Personal information
- Date of birth: 4 May 1979 (age 47)
- Place of birth: Sydney, Australia
- Height: 6 ft 1 in (1.85 m)
- Position: Defender

Senior career*
- Years: Team / Apps / (Gls)
- 1996–1999: Canberra Cosmos / 48 / (2)
- 1999–2002: Sydney Olympic / 82 / (5)
- 2002–2006: PSV / 0 / (0)
- 2003–2004: → Volendam (loan) / 26 / (0)
- 2004–2005: → Helmond Sport (loan) / 27 / (2)
- 2006: → Kilmarnock (loan) / 13 / (0)
- Total:  / 196 / (9)

International career
- 1998–1999: Australia U20 / 8 / (0)
- 2001: Australia / 2 / (0)

Medal record
Representing Australia
Men's Association football
OFC U-20 Championship
| Winner | 1998 Samoa |  |

= Lindsay Wilson (soccer) =

Australian soccer player

Lindsay Wilson (born 5 April 1979) is an Australian former international soccer player who played professionally in Australia, the Netherlands, and Scotland, as a defender. Wilson made a total of 196 league career appearances, and scored nine league goals.

==Career==
===Club career===
Born in Sydney, Wilson began his career in his native Australia for Canberra Cosmos and Sydney Olympic between 1996 and 2002. He then moved to the Netherlands to play with PSV Eindhoven, where he spent loan spells at FC Volendam and Helmond Sport, as well as Scottish side Kilmarnock. At Kilmarnock, Wilson made 13 appearances in the Scottish Premier League.
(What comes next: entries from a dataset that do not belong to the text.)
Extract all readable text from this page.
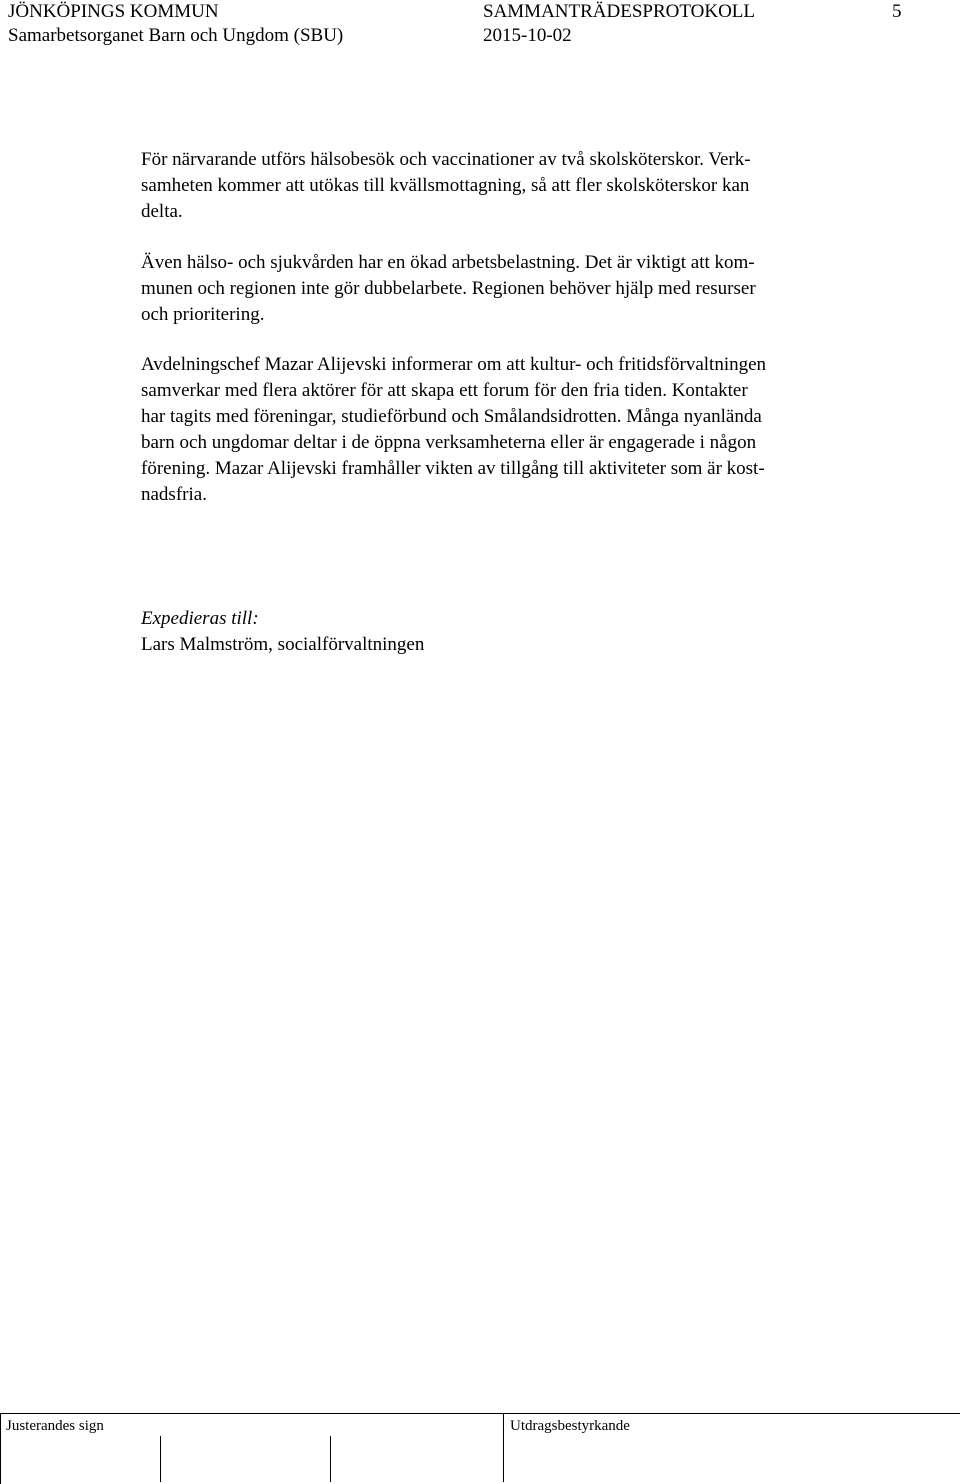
JÖNKÖPINGS KOMMUN
Samarbetsorganet Barn och Ungdom (SBU)
SAMMANTRÄDESPROTOKOLL
2015-10-02
5

För närvarande utförs hälsobesök och vaccinationer av två skolsköterskor. Verk-
samheten kommer att utökas till kvällsmottagning, så att fler skolsköterskor kan
delta.

Även hälso- och sjukvården har en ökad arbetsbelastning. Det är viktigt att kom-
munen och regionen inte gör dubbelarbete. Regionen behöver hjälp med resurser
och prioritering.

Avdelningschef Mazar Alijevski informerar om att kultur- och fritidsförvaltningen
samverkar med flera aktörer för att skapa ett forum för den fria tiden. Kontakter
har tagits med föreningar, studieförbund och Smålandsidrotten. Många nyanlända
barn och ungdomar deltar i de öppna verksamheterna eller är engagerade i någon
förening. Mazar Alijevski framhåller vikten av tillgång till aktiviteter som är kost-
nadsfria.

Expedieras till:
Lars Malmström, socialförvaltningen

Justerandes sign	Utdragsbestyrkande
After leaving PSV, Wilson trialled with English side Derby County and Scottish side Dundee United.

===International career===
Wilson earned 8 caps for the Australian under-20 team in 1998 and 1999.

Wilson won two caps for the Australian national team in 2001, both of which came in FIFA World Cup qualifying matches.